Solid Waste & Recycling


Metro Waste facility for B.C. Lower Mainland

Recognizing the need for a larger capacity materials recovery facility (MRF) in Vancouver's Lower Mainland, Metro W...

Recognizing the need for a larger capacity materials recovery facility (MRF) in Vancouver’s Lower Mainland, Metro Waste Paper Recovery Inc. is taking a major step forward with the opening of a new 80,000 square foot multi-stream recycling and processing facility.

In addition to the conventional methods of the collection and processing of recyclable materials, this new facility will also be fully equipped to now offer customers the option of co-mingling their recyclable materials.

With a start-up investment of $5 million, Metro Waste will design and operate the new facility.
Scheduled to be operational by mid-summer, this more centralized facility will be strategically located in the Burnaby area, replacing the company’s current smaller facility in Surrey. It is expected to employ approximately 40 people.

“This new facility marks a significant step forward in how we offer recycling services in the Lower Mainland to all sectors, including commercial, industrial, printing and municipal customers,” says Al Metauro, CEO of Metro Waste Paper Recovery. “We’ll be able to better meet the new standards set in the industry, offering more sustainable programs and achieving higher yields of recyclable materials. Ultimately, this all leads to reductions in waste management costs for our customers.”

It will also allow for increased growth in all sectors, ensuring the ability to continue to support municipal programs, and specifically, municipalities wanting to implement zero waste initiatives.

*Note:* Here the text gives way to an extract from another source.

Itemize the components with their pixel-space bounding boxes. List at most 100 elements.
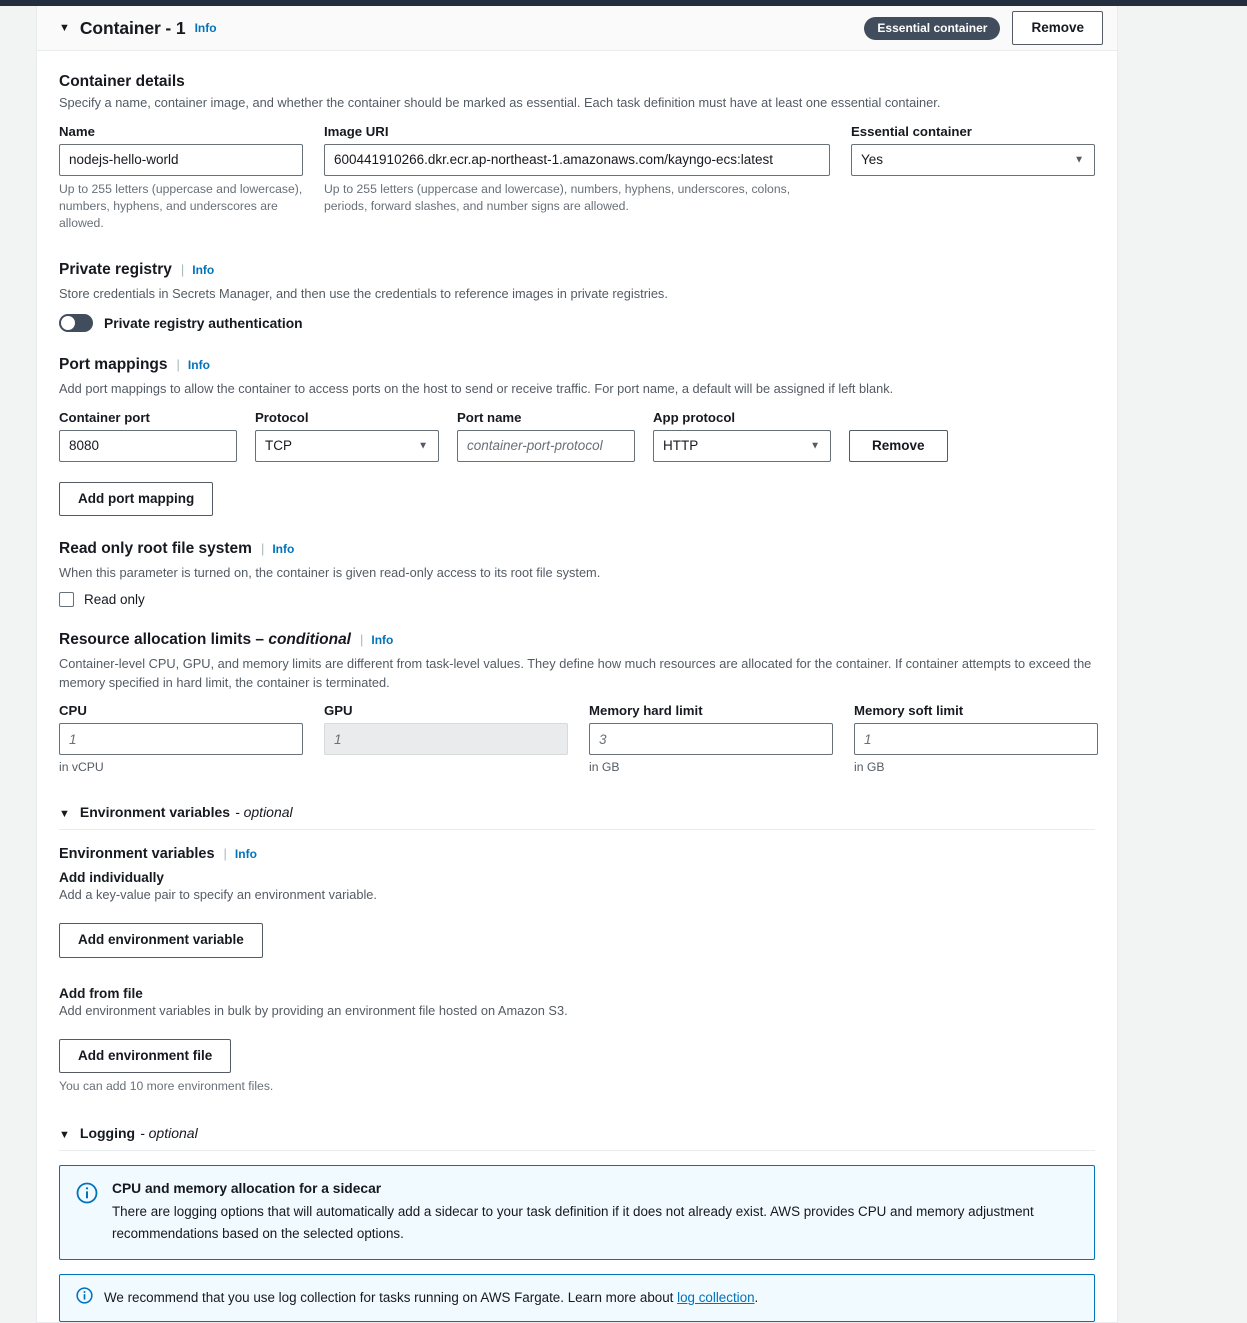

With an anticipated processing capacity of up to 200,000 metric tonnes per year and featuring more updated processing equipment than the company’s current facility in Surrey, one of the significant key benefits realized will be much greater flexibility for material sorting. This will have a positive impact on raising the standards for the different types of collection methods that Metro Waste presently offers its customers in the Lower Mainland.

“We’ll now be able to offer our customers even more flexibility in how materials are collected, including the co-mingling of recyclables, greatly reducing the amount of pick-ups required to remove recyclables at a site,” says Brandon Rogers, Metro Waste’s Operations Manager for the Lower Mainland. “This equates directly to a reduction in our carbon footprint as the service provider.”

A new automated optical separation scanner will be installed that will scan and segregate, at 160 feet per square per second, the different types of materials such as tin, aluminum and all grades of plastics. This highly sensitive scanner analyzes each item by classification, recognizing the size, weight and density of the item.

For plastics, the scanner has the capability of identifying the specific type of plastic an item is made from. Whether is it a clear water bottle, shampoo bottle or ice cream bucket, the item will no longer need to be identified by the recycling code or the human eye.

Disc screens will also be installed on the fibre line, providing superior efficiency in separating old corrugated cardboard containers from other types of paper fibre, in addition to non-fibre containers and residue.

“This specialized equipment is ideal for the co-mingled, single stream collection we’ll be implementing, as it will decrease the amount of human labor required for separating the materials. The result is a noticeably substantial increase in consistency and accuracy, producing a much higher grade of the final separated materials,” says Rogers.

The opening of this new multi-stream facility will confirm to Zero Waste supporters that Metro Waste will be ready to meet the goal as Metro Vancouver moves forward with its Zero Waste campaign.

“Metro Waste fully supports the concept of Zero Waste. We also recognize the fact that there is a shortage of processing facilities to meet the requirements of this kind of initiative,” explains Metauro. “There needs to be a facility that has both the capacity and the ability to process the additional multi-materials that will be diverted from the waste stream.”

“This new multi-stream facility will definitely offer the necessary features and capabilities required to meet this inititiative. We’re prepared to take the lead by investing in this new facility, allowing us to handle the multi-materials generated from the Zero Waste campaign in the Lower Mainland.”

By no means is the concept of Zero Waste foreign to the company. In fact, it has been a major component of Metro Waste’s mandate and business plan since the company’s inception in 1979. It has been further promoted with the recent introduction of the company’s new corporate philosophy, Greenby Nature.

“It’s a simple concept,” states Metauro. “We offer the means to keep as much recyclable materials out of landfills, our Minimum Waste program defines what and how materials can be diverted. We support the program by educating the customer, supplying the necessary equipment and making the whole process work, including the collecting and processing of the materials for recycling.

We see our primary job as making our customers Greenby Nature, delivering tangible results that impact both an organization’s environmental footprint and their bottom line.”